Partie 2 : La vie sans plus aucun trouble alimentaire : c’est comment ?

Cet article fait suite au précédent, sur la thématique « la vie après les troubles alimentaires ».

Dans l’article précédent, je vous ai parlé des premiers mois où j’allais vraiment mieux. Mais, si vous l’avez lu, vous avez pu voir que je vous ai donné encore pas mal de difficultés.

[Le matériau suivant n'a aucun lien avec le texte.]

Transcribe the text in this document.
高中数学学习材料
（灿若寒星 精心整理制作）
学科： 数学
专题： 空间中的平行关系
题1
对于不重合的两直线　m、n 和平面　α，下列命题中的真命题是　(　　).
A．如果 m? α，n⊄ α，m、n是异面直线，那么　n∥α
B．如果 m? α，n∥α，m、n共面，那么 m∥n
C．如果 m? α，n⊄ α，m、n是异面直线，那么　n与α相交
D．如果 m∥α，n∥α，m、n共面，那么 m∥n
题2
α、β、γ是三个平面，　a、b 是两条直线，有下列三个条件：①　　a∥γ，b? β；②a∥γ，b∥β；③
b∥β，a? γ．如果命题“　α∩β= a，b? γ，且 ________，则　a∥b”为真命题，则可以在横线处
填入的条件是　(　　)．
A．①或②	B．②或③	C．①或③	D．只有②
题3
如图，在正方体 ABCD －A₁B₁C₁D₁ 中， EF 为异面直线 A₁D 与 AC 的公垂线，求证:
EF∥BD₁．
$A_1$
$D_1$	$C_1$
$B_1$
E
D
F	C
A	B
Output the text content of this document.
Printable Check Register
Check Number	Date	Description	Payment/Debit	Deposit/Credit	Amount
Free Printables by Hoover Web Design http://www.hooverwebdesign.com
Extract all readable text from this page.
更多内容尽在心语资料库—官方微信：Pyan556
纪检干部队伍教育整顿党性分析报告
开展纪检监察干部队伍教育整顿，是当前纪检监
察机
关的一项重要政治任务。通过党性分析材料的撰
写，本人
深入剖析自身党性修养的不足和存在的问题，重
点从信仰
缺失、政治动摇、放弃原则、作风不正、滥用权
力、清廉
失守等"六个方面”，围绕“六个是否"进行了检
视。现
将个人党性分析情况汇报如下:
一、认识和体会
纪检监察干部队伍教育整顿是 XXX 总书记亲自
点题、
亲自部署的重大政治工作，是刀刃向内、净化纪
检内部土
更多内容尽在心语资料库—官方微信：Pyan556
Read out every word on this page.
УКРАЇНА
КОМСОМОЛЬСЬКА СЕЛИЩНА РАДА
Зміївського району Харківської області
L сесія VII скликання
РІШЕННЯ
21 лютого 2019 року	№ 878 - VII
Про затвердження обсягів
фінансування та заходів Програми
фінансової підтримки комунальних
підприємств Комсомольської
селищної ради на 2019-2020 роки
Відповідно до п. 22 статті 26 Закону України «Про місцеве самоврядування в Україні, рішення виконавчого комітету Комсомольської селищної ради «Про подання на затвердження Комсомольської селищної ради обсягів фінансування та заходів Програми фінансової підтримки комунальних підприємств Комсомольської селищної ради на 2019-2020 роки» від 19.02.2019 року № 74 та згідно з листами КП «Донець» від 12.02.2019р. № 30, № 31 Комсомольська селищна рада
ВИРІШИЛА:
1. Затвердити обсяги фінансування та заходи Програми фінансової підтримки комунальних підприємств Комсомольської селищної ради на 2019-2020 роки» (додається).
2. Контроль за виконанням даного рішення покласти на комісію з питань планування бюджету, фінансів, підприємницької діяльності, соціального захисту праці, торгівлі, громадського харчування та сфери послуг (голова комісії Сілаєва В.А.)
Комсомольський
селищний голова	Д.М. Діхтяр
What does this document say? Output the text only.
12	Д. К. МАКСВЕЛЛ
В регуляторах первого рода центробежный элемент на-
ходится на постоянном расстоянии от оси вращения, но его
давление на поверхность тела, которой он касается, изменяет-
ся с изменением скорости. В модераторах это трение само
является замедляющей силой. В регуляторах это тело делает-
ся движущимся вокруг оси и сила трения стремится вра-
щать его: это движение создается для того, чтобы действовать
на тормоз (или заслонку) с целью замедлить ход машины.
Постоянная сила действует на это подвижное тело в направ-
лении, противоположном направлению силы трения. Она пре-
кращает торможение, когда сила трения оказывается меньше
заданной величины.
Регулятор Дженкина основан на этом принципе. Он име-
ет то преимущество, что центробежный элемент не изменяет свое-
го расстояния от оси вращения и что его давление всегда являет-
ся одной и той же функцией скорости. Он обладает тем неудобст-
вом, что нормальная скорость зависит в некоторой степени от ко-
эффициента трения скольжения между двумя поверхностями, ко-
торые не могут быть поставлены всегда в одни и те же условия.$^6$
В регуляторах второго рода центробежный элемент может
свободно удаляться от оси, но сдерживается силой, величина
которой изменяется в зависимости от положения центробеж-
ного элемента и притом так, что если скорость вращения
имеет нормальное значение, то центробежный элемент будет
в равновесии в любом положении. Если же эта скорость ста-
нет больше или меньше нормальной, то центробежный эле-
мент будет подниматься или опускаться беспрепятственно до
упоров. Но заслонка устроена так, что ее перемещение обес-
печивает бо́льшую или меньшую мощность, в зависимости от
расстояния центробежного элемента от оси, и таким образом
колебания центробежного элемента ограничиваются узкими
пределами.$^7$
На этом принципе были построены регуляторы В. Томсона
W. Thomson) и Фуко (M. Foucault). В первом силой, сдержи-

Parce que justement, rien n’a été magique, et j’ai connu encore de nombreux obstacles. Le fait que j’aborde cette thématique en deux articles, et que le premier était encore assez péjoratif, montre à quel point le chemin de la guérison se construit petit à petit. 

Cette thématique n’a pas pour but de dire comment je m’en suis sortie. Parce que ça, je l’aborde dans l’article sur la quasi-guérison. Et j’explique également dans beaucoup d’autres articles ce qui m’a aidé à en sortir. 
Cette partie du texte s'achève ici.